Obstetric anesthesia for the obese and morbidly obese patient: an ounce of prevention is worth more than a pound of treatment.

BACKGROUND: The incidence of obesity has been dramatically increasing across the globe. Anesthesiologists, are increasingly faced with the care for these patients. Obesity in the pregnant woman is associated with a broad spectrum of problems, including dramatically increased risk for cesarean delivery, diabetes, hypertension and pre-eclampsia. A thorough understanding of the physiology, associated conditions and morbidity, available options for anesthesia and possible complications is therefore important for today's anesthesiologist. METHODS: This is a personal review in which different aspects of obesity in the pregnant woman, that are relevant to the anesthesiologist, are discussed.
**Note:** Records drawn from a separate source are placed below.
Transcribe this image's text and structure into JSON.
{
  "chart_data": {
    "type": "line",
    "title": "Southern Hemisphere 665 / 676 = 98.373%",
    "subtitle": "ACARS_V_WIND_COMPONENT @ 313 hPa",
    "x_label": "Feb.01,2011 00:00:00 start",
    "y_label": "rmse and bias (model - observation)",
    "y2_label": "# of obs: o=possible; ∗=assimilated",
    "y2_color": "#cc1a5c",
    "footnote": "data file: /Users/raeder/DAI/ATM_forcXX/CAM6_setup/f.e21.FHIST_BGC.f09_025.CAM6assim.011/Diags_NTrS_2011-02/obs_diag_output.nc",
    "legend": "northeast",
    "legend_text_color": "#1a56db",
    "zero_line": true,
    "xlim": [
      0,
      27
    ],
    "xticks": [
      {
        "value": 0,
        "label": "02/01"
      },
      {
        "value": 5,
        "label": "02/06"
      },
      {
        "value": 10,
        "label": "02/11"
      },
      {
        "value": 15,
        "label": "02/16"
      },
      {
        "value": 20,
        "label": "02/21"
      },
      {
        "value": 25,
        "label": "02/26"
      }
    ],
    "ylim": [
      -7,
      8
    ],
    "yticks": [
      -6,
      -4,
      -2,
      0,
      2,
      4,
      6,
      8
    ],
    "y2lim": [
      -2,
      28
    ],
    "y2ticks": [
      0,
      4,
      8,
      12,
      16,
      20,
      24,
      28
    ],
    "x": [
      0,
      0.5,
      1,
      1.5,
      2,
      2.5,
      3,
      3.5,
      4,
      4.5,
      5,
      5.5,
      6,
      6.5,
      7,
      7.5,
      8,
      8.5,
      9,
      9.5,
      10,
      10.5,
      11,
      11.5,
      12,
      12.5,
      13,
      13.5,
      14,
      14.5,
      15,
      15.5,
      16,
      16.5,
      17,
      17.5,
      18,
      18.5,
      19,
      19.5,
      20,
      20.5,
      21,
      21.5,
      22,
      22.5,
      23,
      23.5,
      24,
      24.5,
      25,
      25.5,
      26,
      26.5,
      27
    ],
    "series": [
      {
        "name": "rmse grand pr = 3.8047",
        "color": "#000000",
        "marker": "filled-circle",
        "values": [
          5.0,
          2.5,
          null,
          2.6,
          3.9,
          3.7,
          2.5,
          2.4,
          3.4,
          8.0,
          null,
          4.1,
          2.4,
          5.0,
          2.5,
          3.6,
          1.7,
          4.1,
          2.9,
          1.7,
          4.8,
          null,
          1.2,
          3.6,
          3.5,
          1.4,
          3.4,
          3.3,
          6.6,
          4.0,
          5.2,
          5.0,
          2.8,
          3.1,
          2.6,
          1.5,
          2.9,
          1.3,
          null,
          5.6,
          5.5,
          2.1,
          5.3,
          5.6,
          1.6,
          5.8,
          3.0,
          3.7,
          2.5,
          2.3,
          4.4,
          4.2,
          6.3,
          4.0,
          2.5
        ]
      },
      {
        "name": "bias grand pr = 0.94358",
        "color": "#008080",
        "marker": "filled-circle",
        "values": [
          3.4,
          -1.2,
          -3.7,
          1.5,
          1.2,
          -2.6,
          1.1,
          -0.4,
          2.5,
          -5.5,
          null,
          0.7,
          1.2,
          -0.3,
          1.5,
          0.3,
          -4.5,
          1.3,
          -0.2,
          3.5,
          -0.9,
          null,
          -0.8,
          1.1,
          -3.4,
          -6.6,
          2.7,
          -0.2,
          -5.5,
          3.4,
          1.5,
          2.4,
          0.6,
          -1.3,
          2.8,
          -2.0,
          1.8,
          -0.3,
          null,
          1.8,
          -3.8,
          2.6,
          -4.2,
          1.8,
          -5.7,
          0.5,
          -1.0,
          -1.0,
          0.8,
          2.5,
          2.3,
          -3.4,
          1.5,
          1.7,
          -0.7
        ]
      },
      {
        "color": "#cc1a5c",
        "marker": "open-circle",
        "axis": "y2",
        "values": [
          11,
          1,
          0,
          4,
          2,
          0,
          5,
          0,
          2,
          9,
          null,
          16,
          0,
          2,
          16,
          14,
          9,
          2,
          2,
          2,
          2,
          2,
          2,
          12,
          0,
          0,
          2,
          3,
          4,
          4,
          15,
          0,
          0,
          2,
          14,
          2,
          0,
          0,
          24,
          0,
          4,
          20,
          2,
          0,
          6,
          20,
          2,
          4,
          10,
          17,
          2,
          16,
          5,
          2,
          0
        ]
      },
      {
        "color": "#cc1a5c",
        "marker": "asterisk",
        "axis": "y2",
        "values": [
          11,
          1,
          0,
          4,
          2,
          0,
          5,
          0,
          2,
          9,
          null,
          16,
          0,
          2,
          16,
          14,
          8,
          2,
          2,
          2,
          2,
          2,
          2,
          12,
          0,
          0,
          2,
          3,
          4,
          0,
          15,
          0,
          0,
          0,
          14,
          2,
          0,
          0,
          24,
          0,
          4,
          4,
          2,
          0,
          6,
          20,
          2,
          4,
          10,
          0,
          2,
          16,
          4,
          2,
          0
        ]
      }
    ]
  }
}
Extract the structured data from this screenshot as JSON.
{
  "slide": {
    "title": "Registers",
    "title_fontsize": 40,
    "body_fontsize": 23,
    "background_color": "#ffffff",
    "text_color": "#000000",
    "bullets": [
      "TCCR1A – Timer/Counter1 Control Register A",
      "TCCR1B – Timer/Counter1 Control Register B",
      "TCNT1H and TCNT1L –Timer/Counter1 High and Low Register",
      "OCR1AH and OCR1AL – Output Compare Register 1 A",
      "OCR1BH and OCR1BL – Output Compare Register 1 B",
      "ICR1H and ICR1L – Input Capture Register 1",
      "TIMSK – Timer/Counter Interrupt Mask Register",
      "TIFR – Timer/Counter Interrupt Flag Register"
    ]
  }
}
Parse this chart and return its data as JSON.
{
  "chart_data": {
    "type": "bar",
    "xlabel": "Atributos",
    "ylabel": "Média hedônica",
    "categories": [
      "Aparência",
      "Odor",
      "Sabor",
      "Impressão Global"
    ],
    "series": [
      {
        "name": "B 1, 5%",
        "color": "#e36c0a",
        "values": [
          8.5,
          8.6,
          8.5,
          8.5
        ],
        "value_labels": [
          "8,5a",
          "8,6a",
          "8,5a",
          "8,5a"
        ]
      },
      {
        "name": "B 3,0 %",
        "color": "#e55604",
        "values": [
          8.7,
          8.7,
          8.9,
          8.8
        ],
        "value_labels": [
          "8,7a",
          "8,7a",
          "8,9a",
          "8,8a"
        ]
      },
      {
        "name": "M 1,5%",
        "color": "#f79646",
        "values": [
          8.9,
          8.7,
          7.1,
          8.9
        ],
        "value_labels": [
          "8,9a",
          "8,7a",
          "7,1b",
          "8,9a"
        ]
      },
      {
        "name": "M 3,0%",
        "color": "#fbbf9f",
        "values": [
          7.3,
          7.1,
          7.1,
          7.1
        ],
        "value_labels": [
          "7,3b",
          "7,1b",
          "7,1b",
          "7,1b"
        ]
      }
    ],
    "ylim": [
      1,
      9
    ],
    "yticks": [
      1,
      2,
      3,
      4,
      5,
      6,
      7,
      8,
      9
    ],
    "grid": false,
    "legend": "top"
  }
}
An overview of maternal and fetal morbidity and physiologic changes associated with pregnancy and obesity is provided and different options for labor analgesia, the anesthetic management for cesarean delivery and potential post-partum complications are discussed in detail. RESULTS AND CONCLUSION: The anesthetic management of the morbidly obese parturient is associated with special hazards. The risk for difficult or failed intubation is exceedingly high. The early placement of an epidural or intrathecal catheter may overcome the need for general anesthesia, however, the high initial failure rate necessitates critical block assessment and catheter replacement when indicated.